22. As to the other submissions advanced by learned Senior Counsel of the applicant, based on the general exceptions, it has to be noted that it would remain a matter to be considered by the learned Magistrate while considering the discharge application whether any general exception being claimed by the applicant is established on the facts brought before the learned Magistrate.
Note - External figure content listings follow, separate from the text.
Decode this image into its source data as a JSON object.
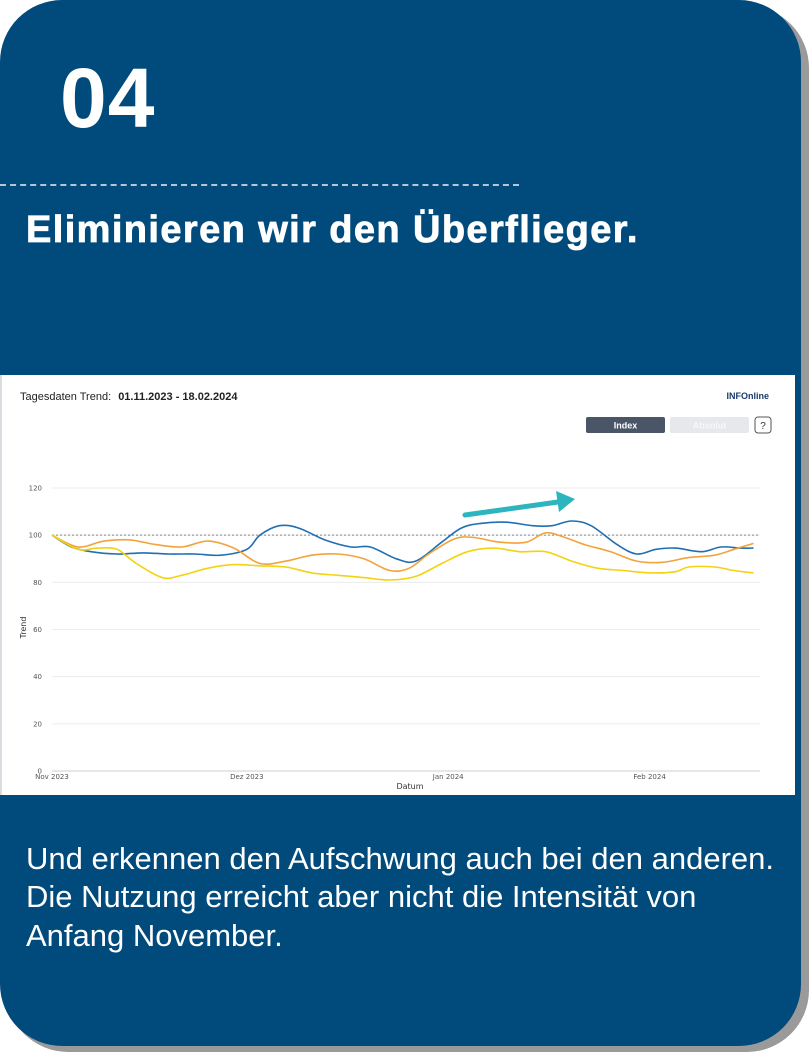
{
  "card": {
    "step_number": "04",
    "headline": "Eliminieren wir den Überflieger.",
    "caption": "Und erkennen den Aufschwung auch bei den anderen. Die Nutzung erreicht aber nicht die Intensität von Anfang November.",
    "background_color": "#004a7c"
  },
  "chart_header": {
    "label": "Tagesdaten Trend:",
    "date_range": "01.11.2023 - 18.02.2024",
    "logo_text": "INFOnline",
    "index_button": "Index",
    "absolut_button": "Absolut",
    "help_button": "?"
  },
  "chart_data": {
    "type": "line",
    "title": "",
    "xlabel": "Datum",
    "ylabel": "Trend",
    "ylim": [
      0,
      120
    ],
    "yticks": [
      0,
      20,
      40,
      60,
      80,
      100,
      120
    ],
    "xticks": [
      "Nov 2023",
      "Dez 2023",
      "Jan 2024",
      "Feb 2024"
    ],
    "xticks_days": [
      0,
      30,
      61,
      92
    ],
    "x_days_range": [
      0,
      109
    ],
    "reference_line": 100,
    "grid": true,
    "legend": "none",
    "annotation": "arrow",
    "series": [
      {
        "color": "#1f6fb2",
        "x": [
          0,
          3,
          6,
          10,
          14,
          18,
          22,
          26,
          30,
          32,
          35,
          38,
          42,
          46,
          49,
          53,
          56,
          60,
          63,
          66,
          70,
          74,
          77,
          80,
          83,
          87,
          90,
          93,
          96,
          100,
          103,
          106,
          108
        ],
        "values": [
          100,
          95,
          93,
          92,
          92.5,
          92,
          92,
          91.5,
          94,
          100,
          104,
          103,
          98,
          95,
          95,
          90,
          89,
          97,
          103,
          105,
          105.5,
          104,
          104,
          106,
          104,
          96,
          92,
          94,
          94.5,
          93,
          95,
          94.5,
          94.5
        ]
      },
      {
        "color": "#f2a33a",
        "x": [
          0,
          4,
          8,
          12,
          16,
          20,
          24,
          28,
          32,
          36,
          40,
          44,
          48,
          52,
          55,
          58,
          62,
          65,
          69,
          73,
          76,
          79,
          82,
          86,
          90,
          94,
          98,
          102,
          105,
          108
        ],
        "values": [
          100,
          95,
          97.5,
          98,
          96,
          95,
          97.5,
          94.5,
          88,
          89,
          91.5,
          92,
          90,
          85,
          86,
          92,
          98.5,
          99,
          97,
          97,
          101,
          99,
          96,
          93,
          89,
          88.5,
          90.5,
          91.5,
          94,
          96.5
        ]
      },
      {
        "color": "#f4d20f",
        "x": [
          0,
          4,
          7,
          10,
          13,
          17,
          20,
          24,
          28,
          32,
          36,
          40,
          44,
          48,
          52,
          56,
          60,
          64,
          68,
          72,
          76,
          80,
          84,
          88,
          92,
          96,
          98,
          102,
          105,
          108
        ],
        "values": [
          100,
          94,
          94.5,
          94,
          88,
          82,
          83,
          86,
          87.5,
          87,
          86.5,
          84,
          83,
          82,
          81,
          82.5,
          88,
          93,
          94.5,
          93,
          93,
          89,
          86,
          85,
          84,
          84.5,
          86.5,
          86.5,
          85,
          84
        ]
      }
    ]
  }
}
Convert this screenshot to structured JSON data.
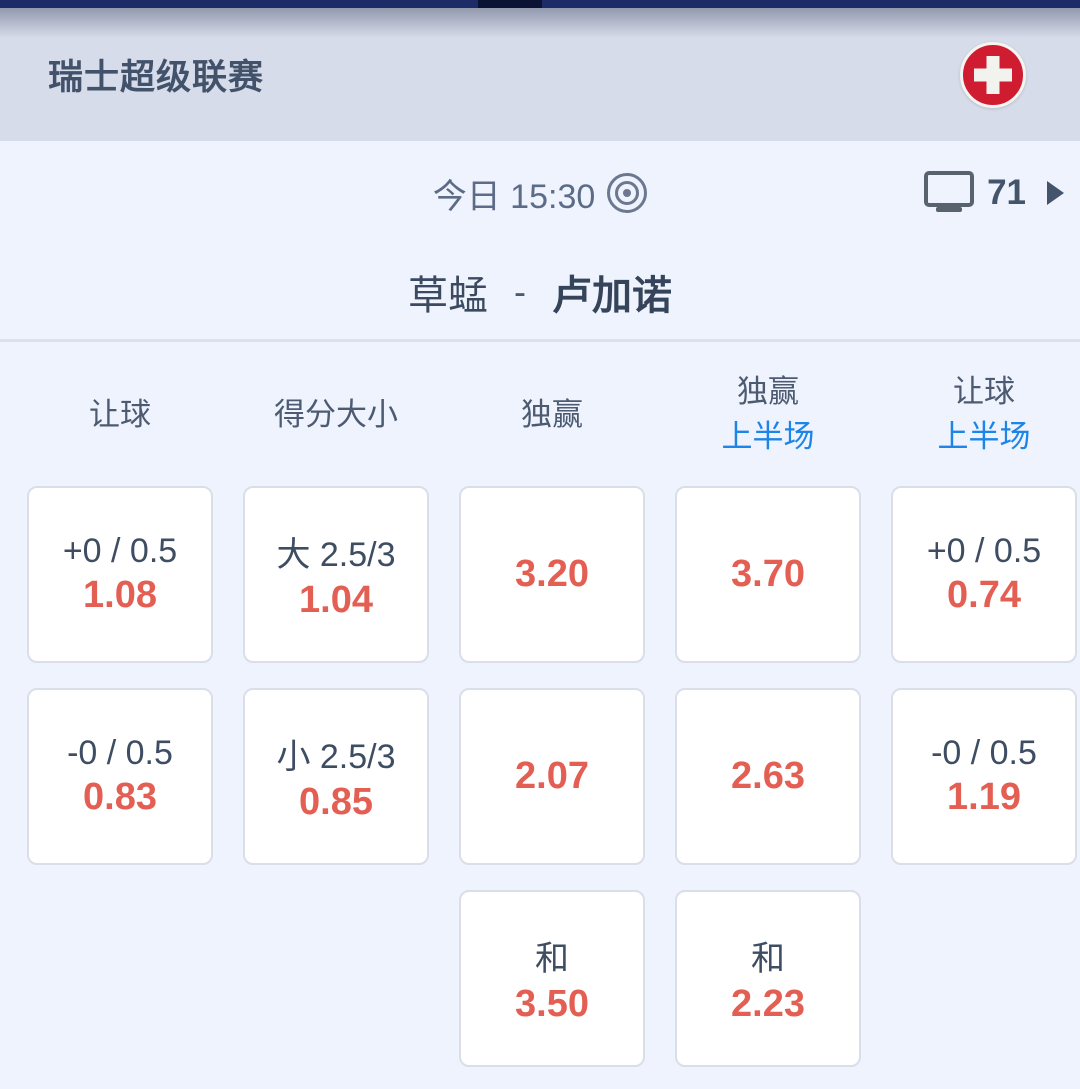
{
  "league_header": {
    "title": "瑞士超级联赛",
    "flag": "swiss-flag"
  },
  "match": {
    "time_label": "今日 15:30",
    "channel_count": "71",
    "home_team": "草蜢",
    "separator": "-",
    "away_team": "卢加诺"
  },
  "market_headers": [
    {
      "label": "让球",
      "sub": ""
    },
    {
      "label": "得分大小",
      "sub": ""
    },
    {
      "label": "独赢",
      "sub": ""
    },
    {
      "label": "独赢",
      "sub": "上半场"
    },
    {
      "label": "让球",
      "sub": "上半场"
    }
  ],
  "odds_rows": [
    [
      {
        "line": "+0 / 0.5",
        "odds": "1.08"
      },
      {
        "line": "大 2.5/3",
        "odds": "1.04"
      },
      {
        "line": "",
        "odds": "3.20"
      },
      {
        "line": "",
        "odds": "3.70"
      },
      {
        "line": "+0 / 0.5",
        "odds": "0.74"
      }
    ],
    [
      {
        "line": "-0 / 0.5",
        "odds": "0.83"
      },
      {
        "line": "小 2.5/3",
        "odds": "0.85"
      },
      {
        "line": "",
        "odds": "2.07"
      },
      {
        "line": "",
        "odds": "2.63"
      },
      {
        "line": "-0 / 0.5",
        "odds": "1.19"
      }
    ],
    [
      null,
      null,
      {
        "line": "和",
        "odds": "3.50"
      },
      {
        "line": "和",
        "odds": "2.23"
      },
      null
    ]
  ],
  "colors": {
    "status_bar_navy": "#1d2c66",
    "header_band": "#d7dcea",
    "body_background": "#eef3fd",
    "odds_red": "#e45f53",
    "half_time_blue": "#1d85e8",
    "swiss_flag_red": "#d01c31",
    "slate_text": "#3e4d62"
  }
}
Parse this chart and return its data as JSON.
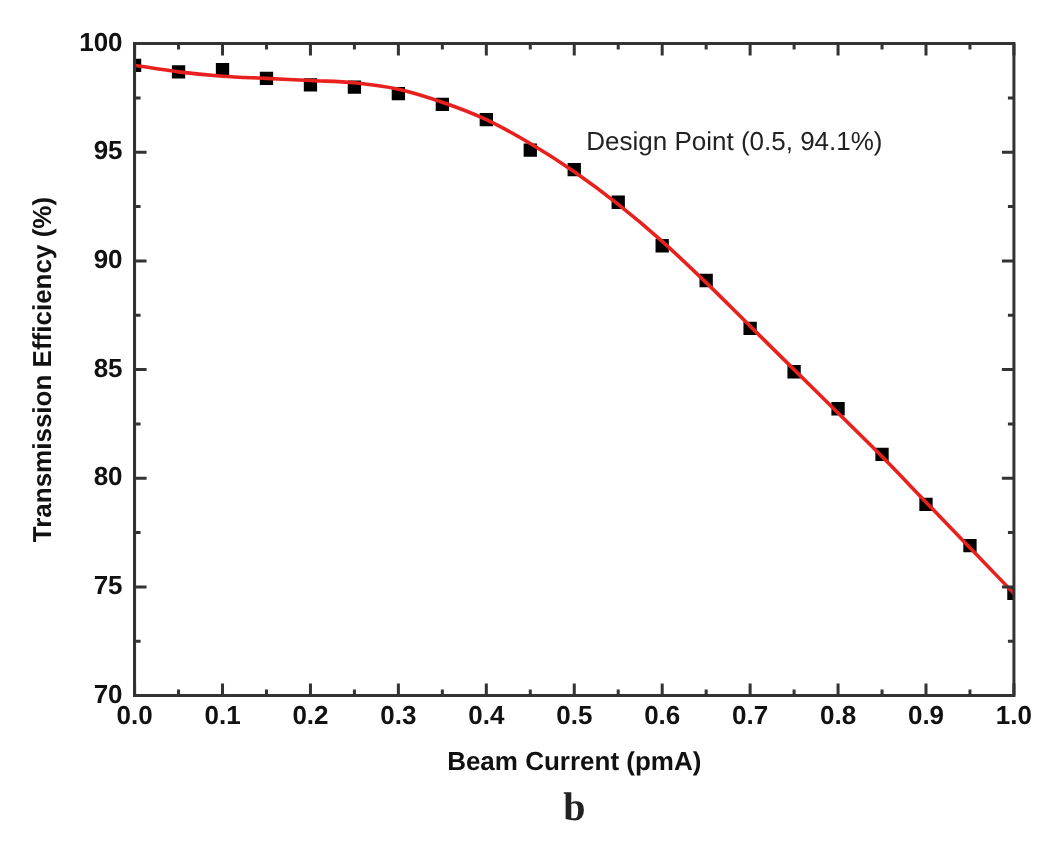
{
  "chart_data": {
    "type": "scatter",
    "xlabel": "Beam Current (pmA)",
    "ylabel": "Transmission Efficiency (%)",
    "x": [
      0,
      0.05,
      0.1,
      0.15,
      0.2,
      0.25,
      0.3,
      0.35,
      0.4,
      0.45,
      0.5,
      0.55,
      0.6,
      0.65,
      0.7,
      0.75,
      0.8,
      0.85,
      0.9,
      0.95,
      1.0
    ],
    "series": [
      {
        "type": "scatter",
        "color": "#000000",
        "marker": "square",
        "values": [
          99.0,
          98.7,
          98.8,
          98.4,
          98.1,
          98.0,
          97.7,
          97.2,
          96.5,
          95.1,
          94.2,
          92.7,
          90.7,
          89.1,
          86.9,
          84.9,
          83.2,
          81.1,
          78.8,
          76.9,
          74.7
        ]
      },
      {
        "type": "line",
        "color": "#e8201e",
        "marker": "none",
        "line_style": "solid",
        "values": [
          99.0,
          98.7,
          98.5,
          98.4,
          98.3,
          98.2,
          97.9,
          97.3,
          96.5,
          95.4,
          94.1,
          92.6,
          90.9,
          89.0,
          87.0,
          85.0,
          83.0,
          81.0,
          78.9,
          76.8,
          74.7
        ]
      }
    ],
    "xlim": [
      0,
      1.0
    ],
    "xticks": [
      {
        "value": 0,
        "label": "0.0"
      },
      {
        "value": 0.05,
        "label": null
      },
      {
        "value": 0.1,
        "label": "0.1"
      },
      {
        "value": 0.15,
        "label": null
      },
      {
        "value": 0.2,
        "label": "0.2"
      },
      {
        "value": 0.25,
        "label": null
      },
      {
        "value": 0.3,
        "label": "0.3"
      },
      {
        "value": 0.35,
        "label": null
      },
      {
        "value": 0.4,
        "label": "0.4"
      },
      {
        "value": 0.45,
        "label": null
      },
      {
        "value": 0.5,
        "label": "0.5"
      },
      {
        "value": 0.55,
        "label": null
      },
      {
        "value": 0.6,
        "label": "0.6"
      },
      {
        "value": 0.65,
        "label": null
      },
      {
        "value": 0.7,
        "label": "0.7"
      },
      {
        "value": 0.75,
        "label": null
      },
      {
        "value": 0.8,
        "label": "0.8"
      },
      {
        "value": 0.85,
        "label": null
      },
      {
        "value": 0.9,
        "label": "0.9"
      },
      {
        "value": 0.95,
        "label": null
      },
      {
        "value": 1.0,
        "label": "1.0"
      }
    ],
    "ylim": [
      70,
      100
    ],
    "yticks": [
      70,
      {
        "value": 72.5,
        "label": null
      },
      75,
      {
        "value": 77.5,
        "label": null
      },
      80,
      {
        "value": 82.5,
        "label": null
      },
      85,
      {
        "value": 87.5,
        "label": null
      },
      90,
      {
        "value": 92.5,
        "label": null
      },
      95,
      {
        "value": 97.5,
        "label": null
      },
      100
    ],
    "grid": false,
    "legend": false,
    "annotations": [
      {
        "text": "Design Point (0.5, 94.1%)",
        "x": 0.5,
        "y": 94.1
      },
      "b"
    ]
  }
}
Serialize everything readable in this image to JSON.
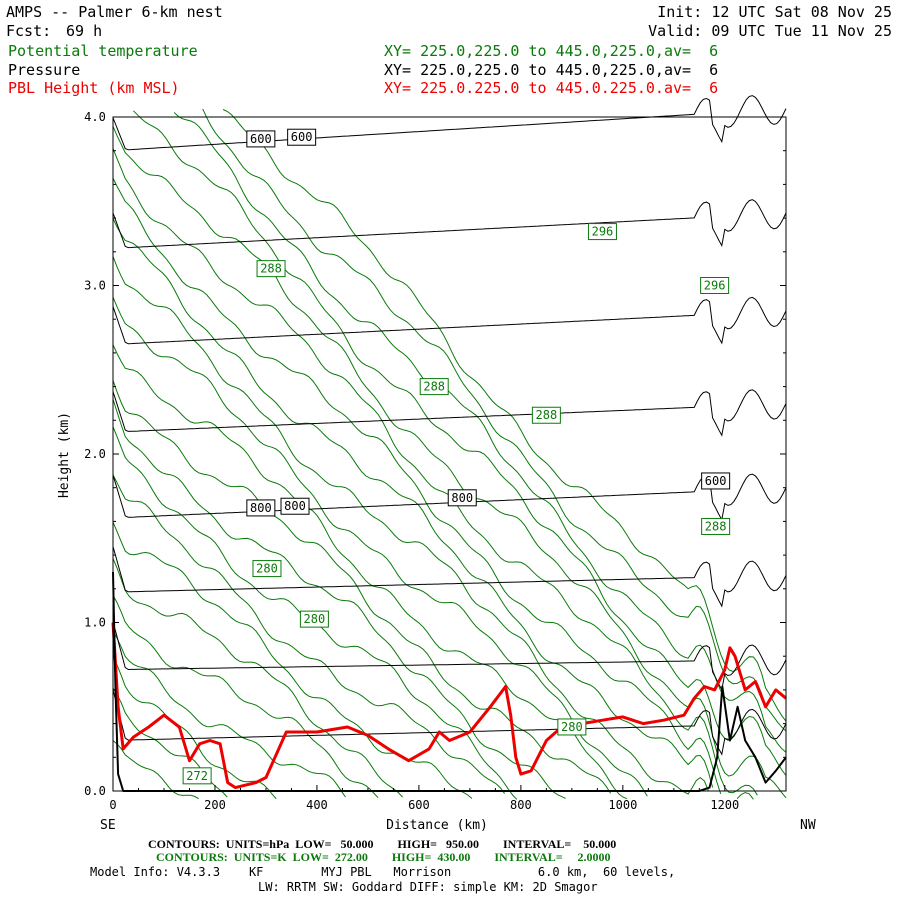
{
  "header": {
    "title_left": "AMPS -- Palmer 6-km nest",
    "fcst_label": "Fcst:",
    "fcst_value": "69 h",
    "init": "Init: 12 UTC Sat 08 Nov 25",
    "valid": "Valid: 09 UTC Tue 11 Nov 25",
    "fields": [
      {
        "name": "Potential temperature",
        "xy": "XY= 225.0,225.0 to 445.0,225.0,av=  6",
        "color": "#0a7a0a"
      },
      {
        "name": "Pressure",
        "xy": "XY= 225.0,225.0 to 445.0,225.0,av=  6",
        "color": "#000000"
      },
      {
        "name": "PBL Height (km MSL)",
        "xy": "XY= 225.0.225.0 to 445.0.225.0.av=  6",
        "color": "#ee0000"
      }
    ]
  },
  "chart_data": {
    "type": "line",
    "xlabel": "Distance (km)",
    "ylabel": "Height (km)",
    "xlim": [
      0,
      1320
    ],
    "ylim": [
      0,
      4.0
    ],
    "x_ticks": [
      0,
      200,
      400,
      600,
      800,
      1000,
      1200
    ],
    "y_ticks": [
      "0.0",
      "1.0",
      "2.0",
      "3.0",
      "4.0"
    ],
    "x_end_labels": {
      "left": "SE",
      "right": "NW"
    },
    "pressure_contours": {
      "units": "hPa",
      "color": "#000000",
      "levels_start_end_km": [
        [
          0.3,
          0.4
        ],
        [
          0.72,
          0.78
        ],
        [
          1.18,
          1.28
        ],
        [
          1.62,
          1.8
        ],
        [
          2.13,
          2.3
        ],
        [
          2.65,
          2.85
        ],
        [
          3.22,
          3.43
        ],
        [
          3.8,
          4.05
        ]
      ],
      "labels": [
        {
          "text": "600",
          "x": 290,
          "y": 3.87
        },
        {
          "text": "600",
          "x": 370,
          "y": 3.88
        },
        {
          "text": "600",
          "x": 1182,
          "y": 1.84
        },
        {
          "text": "800",
          "x": 290,
          "y": 1.68
        },
        {
          "text": "800",
          "x": 357,
          "y": 1.69
        },
        {
          "text": "800",
          "x": 685,
          "y": 1.74
        }
      ]
    },
    "theta_contours": {
      "units": "K",
      "color": "#0a7a0a",
      "labels": [
        {
          "text": "296",
          "x": 960,
          "y": 3.32
        },
        {
          "text": "296",
          "x": 1180,
          "y": 3.0
        },
        {
          "text": "288",
          "x": 310,
          "y": 3.1
        },
        {
          "text": "288",
          "x": 630,
          "y": 2.4
        },
        {
          "text": "288",
          "x": 850,
          "y": 2.23
        },
        {
          "text": "288",
          "x": 1182,
          "y": 1.57
        },
        {
          "text": "280",
          "x": 302,
          "y": 1.32
        },
        {
          "text": "280",
          "x": 395,
          "y": 1.02
        },
        {
          "text": "280",
          "x": 900,
          "y": 0.38
        },
        {
          "text": "272",
          "x": 165,
          "y": 0.09
        }
      ]
    },
    "series": [
      {
        "name": "PBL Height (km MSL)",
        "color": "#ee0000",
        "x": [
          0,
          10,
          20,
          40,
          70,
          100,
          130,
          150,
          170,
          190,
          210,
          225,
          240,
          280,
          300,
          340,
          400,
          460,
          500,
          540,
          580,
          620,
          640,
          660,
          700,
          740,
          770,
          780,
          790,
          800,
          820,
          850,
          880,
          920,
          960,
          1000,
          1040,
          1080,
          1120,
          1140,
          1160,
          1180,
          1200,
          1210,
          1220,
          1240,
          1260,
          1280,
          1300,
          1320
        ],
        "y": [
          1.0,
          0.5,
          0.25,
          0.32,
          0.38,
          0.45,
          0.38,
          0.18,
          0.28,
          0.3,
          0.28,
          0.05,
          0.02,
          0.05,
          0.08,
          0.35,
          0.35,
          0.38,
          0.33,
          0.25,
          0.18,
          0.25,
          0.35,
          0.3,
          0.35,
          0.5,
          0.62,
          0.45,
          0.2,
          0.1,
          0.12,
          0.3,
          0.38,
          0.4,
          0.42,
          0.44,
          0.4,
          0.42,
          0.45,
          0.55,
          0.62,
          0.6,
          0.72,
          0.85,
          0.8,
          0.6,
          0.65,
          0.5,
          0.6,
          0.55
        ]
      },
      {
        "name": "Terrain",
        "color": "#000000",
        "x": [
          0,
          5,
          10,
          20,
          100,
          1100,
          1150,
          1170,
          1185,
          1195,
          1210,
          1225,
          1240,
          1260,
          1280,
          1300,
          1320
        ],
        "y": [
          1.3,
          0.6,
          0.1,
          0.0,
          0.0,
          0.0,
          0.0,
          0.02,
          0.2,
          0.62,
          0.3,
          0.5,
          0.3,
          0.2,
          0.05,
          0.12,
          0.2
        ]
      }
    ]
  },
  "footer": {
    "line1": "CONTOURS:  UNITS=hPa  LOW=   50.000        HIGH=   950.00        INTERVAL=    50.000",
    "line2": "CONTOURS:  UNITS=K  LOW=  272.00        HIGH=  430.00        INTERVAL=     2.0000",
    "line3": "Model Info: V4.3.3    KF        MYJ PBL   Morrison            6.0 km,  60 levels,",
    "line4": "LW: RRTM SW: Goddard DIFF: simple KM: 2D Smagor"
  }
}
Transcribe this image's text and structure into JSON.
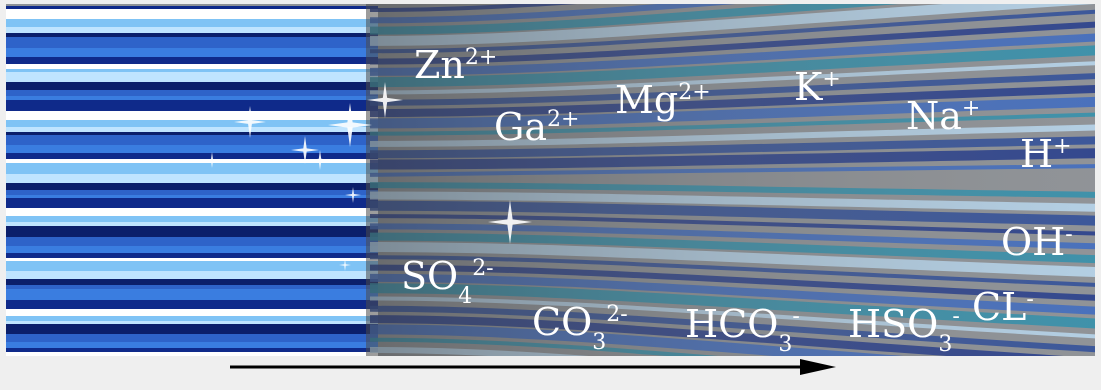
{
  "colors": {
    "background": "#efefef",
    "fiber_dark": "#0f2a8a",
    "fiber_light": "#bfe4ff",
    "fiber_mid": "#2e63c9",
    "overlay": "#555555",
    "cyan_band": "#1e8fb0",
    "arrow": "#000000",
    "text": "#ffffff"
  },
  "cations": [
    {
      "id": "zn",
      "symbol": "Zn",
      "sup": "2+"
    },
    {
      "id": "ga",
      "symbol": "Ga",
      "sup": "2+"
    },
    {
      "id": "mg",
      "symbol": "Mg",
      "sup": "2+"
    },
    {
      "id": "k",
      "symbol": "K",
      "sup": "+"
    },
    {
      "id": "na",
      "symbol": "Na",
      "sup": "+"
    },
    {
      "id": "h",
      "symbol": "H",
      "sup": "+"
    }
  ],
  "anions": [
    {
      "id": "oh",
      "symbol": "OH",
      "sub": "",
      "sup": "-"
    },
    {
      "id": "so4",
      "symbol": "SO",
      "sub": "4",
      "sup": "2-"
    },
    {
      "id": "co3",
      "symbol": "CO",
      "sub": "3",
      "sup": "2-"
    },
    {
      "id": "hco3",
      "symbol": "HCO",
      "sub": "3",
      "sup": "-"
    },
    {
      "id": "hso3",
      "symbol": "HSO",
      "sub": "3",
      "sup": "-"
    },
    {
      "id": "cl",
      "symbol": "CL",
      "sub": "",
      "sup": "-"
    }
  ],
  "flow_arrow": {
    "icon": "flow-direction-arrow-icon"
  }
}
Though, in light of law laid down by the Supreme Court in the case of Vadilal Panchal (supra) in principle, it is open to the Magistrate to examine whether the exceptions would apply, however, no observation may be made at this stage as to whether such exception was/were available in the facts of the case as that would remain in the realm of the learned Magistrate to consider, in the entirety of facts and circumstances of the case, in light of the material brought before him.
23. In view of the above, the present application is allowed. The order dated 27.03.2017 passed by the Additional Sessions Judge, Court No.14, Varanasi in Criminal Revision No. 305 of 2015 is set aside and the matter is remitted to the learned court below to pass fresh order in accordance with law.
24. It is clarified that it shall remain open to the applicant to produce such witness in terms of the judgement of the Supreme Court in the case of Jacob Mathew (supra), as the applicant may desire to produce. In the event of such evidence being brought, the learned Magistrate may remain alive to the situation as may arise and, if necessary put such question to that witness as may appear necessary to him to form his satisfaction in terms of test laid down in that judgment. He shall thereafter, proceed to decide afresh the discharge application filed by the applicant, on it's own merits.